To find the energy stored in the wire when a force is applied, we can use the formula for elastic potential energy stored in a stretched wire: \[ U = \frac{1}{2} F \Delta L \] where: - \( U \) is the energy stored, - \( F \) is the force applied, - \( \Delta L \) is the increase in length of the wire.
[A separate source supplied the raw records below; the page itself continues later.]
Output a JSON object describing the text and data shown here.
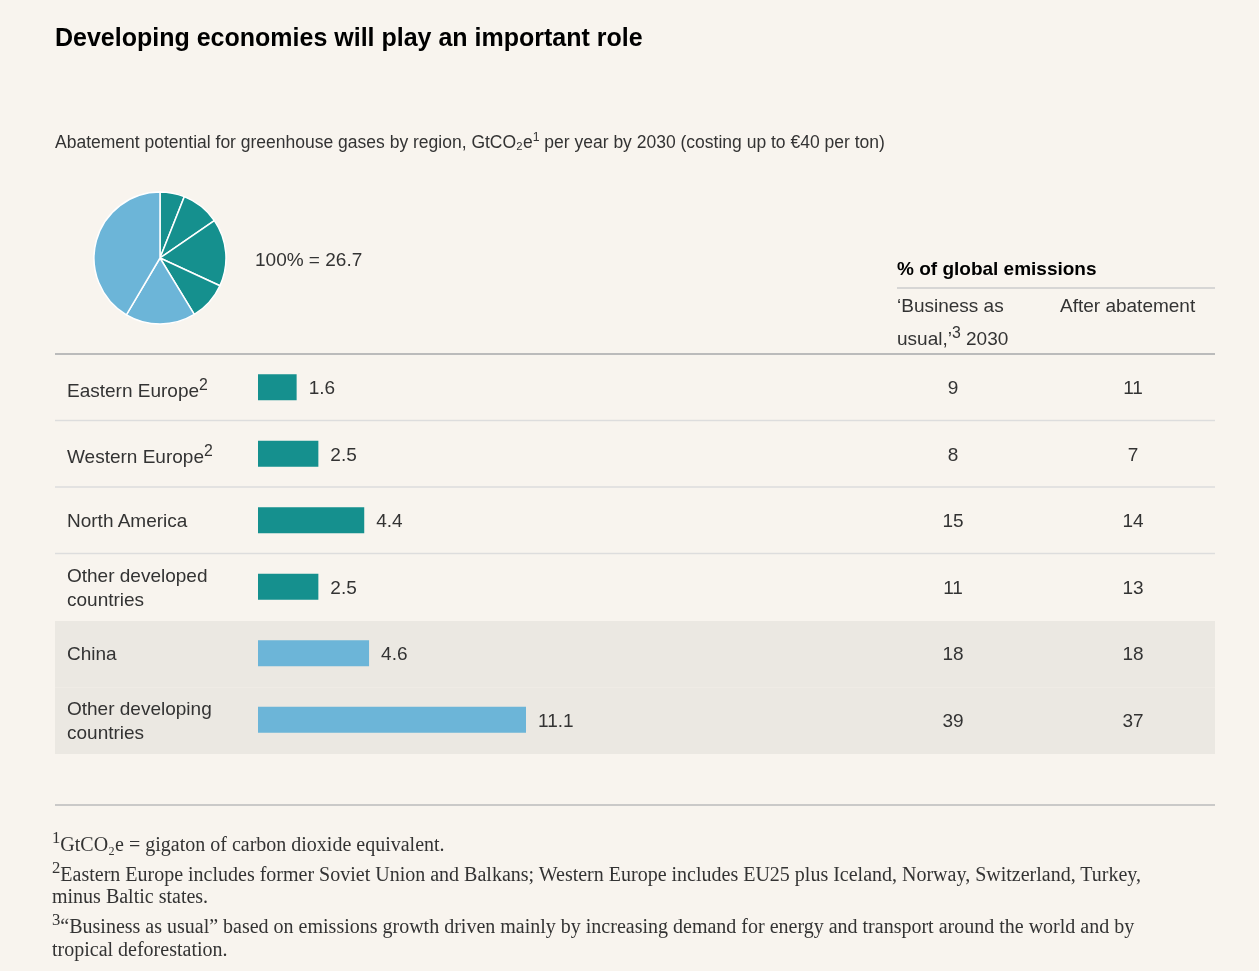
{
  "chart_data": [
    {
      "type": "pie",
      "title": "Developing economies will play an important role",
      "subtitle": "Abatement potential for greenhouse gases by region, GtCO₂e$^{1}$ per year by 2030 (costing up to €40 per ton)",
      "categories": [
        null,
        null,
        null,
        null,
        null,
        null
      ],
      "values": [
        6.0,
        9.4,
        16.5,
        9.4,
        17.2,
        41.5
      ],
      "colors": [
        "#15908e",
        "#15908e",
        "#15908e",
        "#15908e",
        "#6cb5d8",
        "#6cb5d8"
      ],
      "annotations": [
        "100% = 26.7"
      ]
    },
    {
      "type": "bar",
      "orientation": "horizontal",
      "categories": [
        "Eastern Europe$^{2}$",
        "Western Europe$^{2}$",
        "North America",
        "Other developed countries",
        "China",
        "Other developing countries"
      ],
      "values": [
        1.6,
        2.5,
        4.4,
        2.5,
        4.6,
        11.1
      ],
      "colors": [
        "#15908e",
        "#15908e",
        "#15908e",
        "#15908e",
        "#6cb5d8",
        "#6cb5d8"
      ],
      "data_labels": true,
      "annotations": [
        "$^{1}$GtCO₂e = gigaton of carbon dioxide equivalent.",
        "$^{2}$Eastern Europe includes former Soviet Union and Balkans; Western Europe includes EU25 plus Iceland, Norway, Switzerland, Turkey, minus Baltic states.",
        "$^{3}$“Business as usual” based on emissions growth driven mainly by increasing demand for energy and transport around the world and by tropical deforestation."
      ]
    },
    {
      "type": "heatmap",
      "title": "% of global emissions",
      "categories": [
        "‘Business as usual,’$^{3}$ 2030",
        "After abatement"
      ],
      "y_categories": [
        null,
        null,
        null,
        null,
        null,
        null
      ],
      "cells": [
        [
          9,
          11
        ],
        [
          8,
          7
        ],
        [
          15,
          14
        ],
        [
          11,
          13
        ],
        [
          18,
          18
        ],
        [
          39,
          37
        ]
      ],
      "data_labels": true
    }
  ]
}
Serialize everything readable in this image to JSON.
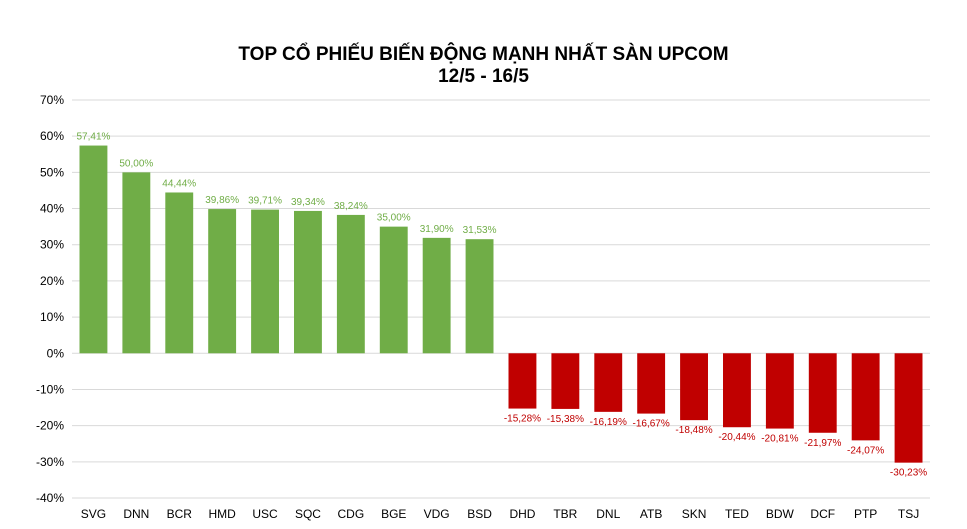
{
  "chart_data": {
    "type": "bar",
    "title": "TOP CỔ PHIẾU BIẾN ĐỘNG MẠNH NHẤT SÀN UPCOM",
    "subtitle": "12/5 - 16/5",
    "categories": [
      "SVG",
      "DNN",
      "BCR",
      "HMD",
      "USC",
      "SQC",
      "CDG",
      "BGE",
      "VDG",
      "BSD",
      "DHD",
      "TBR",
      "DNL",
      "ATB",
      "SKN",
      "TED",
      "BDW",
      "DCF",
      "PTP",
      "TSJ"
    ],
    "values": [
      57.41,
      50.0,
      44.44,
      39.86,
      39.71,
      39.34,
      38.24,
      35.0,
      31.9,
      31.53,
      -15.28,
      -15.38,
      -16.19,
      -16.67,
      -18.48,
      -20.44,
      -20.81,
      -21.97,
      -24.07,
      -30.23
    ],
    "data_labels": [
      "57,41%",
      "50,00%",
      "44,44%",
      "39,86%",
      "39,71%",
      "39,34%",
      "38,24%",
      "35,00%",
      "31,90%",
      "31,53%",
      "-15,28%",
      "-15,38%",
      "-16,19%",
      "-16,67%",
      "-18,48%",
      "-20,44%",
      "-20,81%",
      "-21,97%",
      "-24,07%",
      "-30,23%"
    ],
    "ylim": [
      -40,
      70
    ],
    "yticks": [
      70,
      60,
      50,
      40,
      30,
      20,
      10,
      0,
      -10,
      -20,
      -30,
      -40
    ],
    "ytick_labels": [
      "70%",
      "60%",
      "50%",
      "40%",
      "30%",
      "20%",
      "10%",
      "0%",
      "-10%",
      "-20%",
      "-30%",
      "-40%"
    ],
    "xlabel": "",
    "ylabel": "",
    "grid": true,
    "legend": "none",
    "colors": {
      "positive": "#70AD47",
      "negative": "#C00000",
      "positive_label": "#70AD47",
      "negative_label": "#C00000",
      "grid": "#D9D9D9",
      "axis_text": "#000000"
    }
  }
}
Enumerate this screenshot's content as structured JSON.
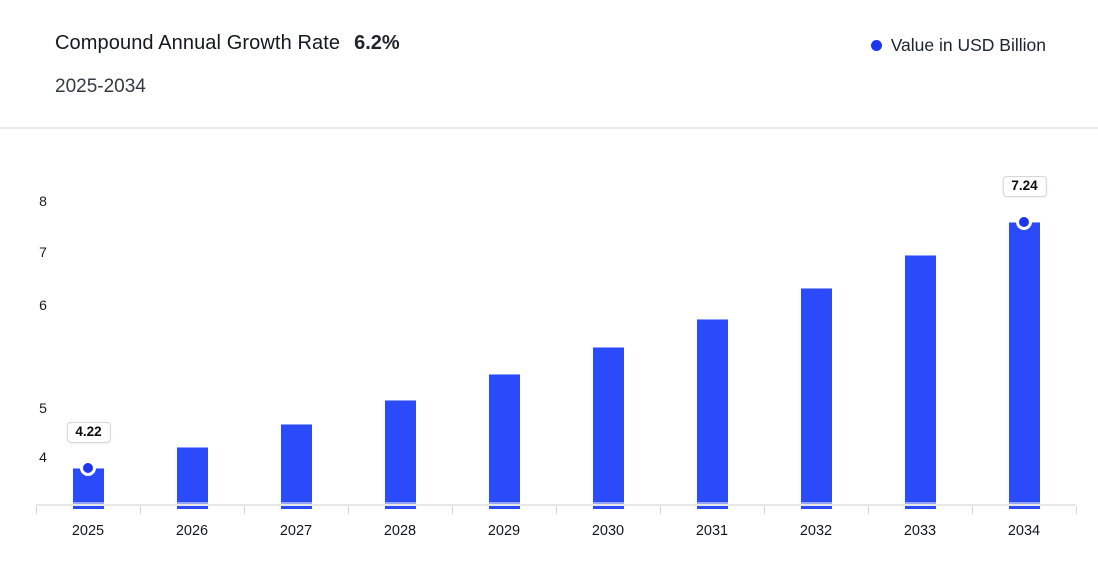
{
  "header": {
    "title": "Compound Annual Growth Rate",
    "cagr_value": "6.2%",
    "subtitle": "2025-2034"
  },
  "legend": {
    "label": "Value in USD Billion",
    "marker_color": "#1c36ee"
  },
  "chart_data": {
    "type": "bar",
    "title": "Compound Annual Growth Rate 6.2%",
    "subtitle": "2025-2034",
    "unit": "USD Billion",
    "legend": [
      "Value in USD Billion"
    ],
    "legend_position": "top-right",
    "grid": false,
    "categories": [
      "2025",
      "2026",
      "2027",
      "2028",
      "2029",
      "2030",
      "2031",
      "2032",
      "2033",
      "2034"
    ],
    "series": [
      {
        "name": "Value in USD Billion",
        "values": [
          4.22,
          4.48,
          4.76,
          5.05,
          5.37,
          5.7,
          6.05,
          6.43,
          6.83,
          7.24
        ]
      }
    ],
    "labeled_points": [
      {
        "category": "2025",
        "label": "4.22"
      },
      {
        "category": "2034",
        "label": "7.24"
      }
    ],
    "y_axis": {
      "tick_labels": [
        "8",
        "7",
        "6",
        "5",
        "4"
      ],
      "approx_range": [
        3.77,
        8.2
      ]
    },
    "colors": {
      "bar": "#2b4bfa",
      "bar_top_edge": "#8fa0fc",
      "marker": "#1c36ee",
      "axis_line": "#e7e7e7"
    }
  }
}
First, we need to find the force \( F \) applied to the wire using Young's modulus \( Y \): \[ Y = \frac{F/A}{\Delta L/L} \] Rearranging this, we can express the force \( F \) as: \[ F = Y \cdot \frac{A \cdot \Delta L}{L} \] ### Step 1: Substitute the given values into the formula for force Given: - \( Y = 2 \times 10^{11} \, \text{N/m}^2 \) - \( A = 3 \times 10^{-6} \, \text{m}^2 \) - \( \Delta L = 1 \, \text{mm} = 1 \times 10^{-3} \, \text{m} \) - \( L = 4 \, \text{m} \) Substituting these values into the equation for force: \[ F = 2 \times 10^{11} \, \text{N/m}^2 \cdot \frac{3 \times 10^{-6} \, \text{m}^2 \cdot 1 \times 10^{-3} \, \text{m}}{4 \, \text{m}} \] ### Step 2: Calculate the force \( F \) Calculating the numerator: \[ 3 \times 10^{-6} \, \text{m}^2 \cdot 1 \times 10^{-3} \, \text{m} = 3 \times 10^{-9} \, \text{m}^3 \] Now substituting this back into the force equation: \[ F = 2 \times 10^{11} \cdot \frac{3 \times 10^{-9}}{4} \] Calculating \( \frac{3 \times 10^{-9}}{4} \): \[ \frac{3 \times 10^{-9}}{4} = 0.75 \times 10^{-9} = 7.5 \times 10^{-10} \] Now substituting this into the force equation: \[ F = 2 \times 10^{11} \cdot 7.5 \times 10^{-10} = 1.5 \times 10^{2} \, \text{N} = 150 \, \text{N} \] ### Step 3: Calculate the energy stored \( U \) Now we can calculate the energy stored using the force we just calculated: \[ U = \frac{1}{2} F \Delta L \] Substituting the values of \( F \) and \( \Delta L \): \[ U = \frac{1}{2} \cdot 150 \, \text{N} \cdot 1 \times 10^{-3} \, \text{m} \] Calculating this: \[ U = \frac{1}{2} \cdot 150 \cdot 1 \times 10^{-3} = 75 \times 10^{-3} = 0.075 \, \text{J} \] ### Final Answer The energy stored in the wire is \( 0.075 \, \text{J} \). ---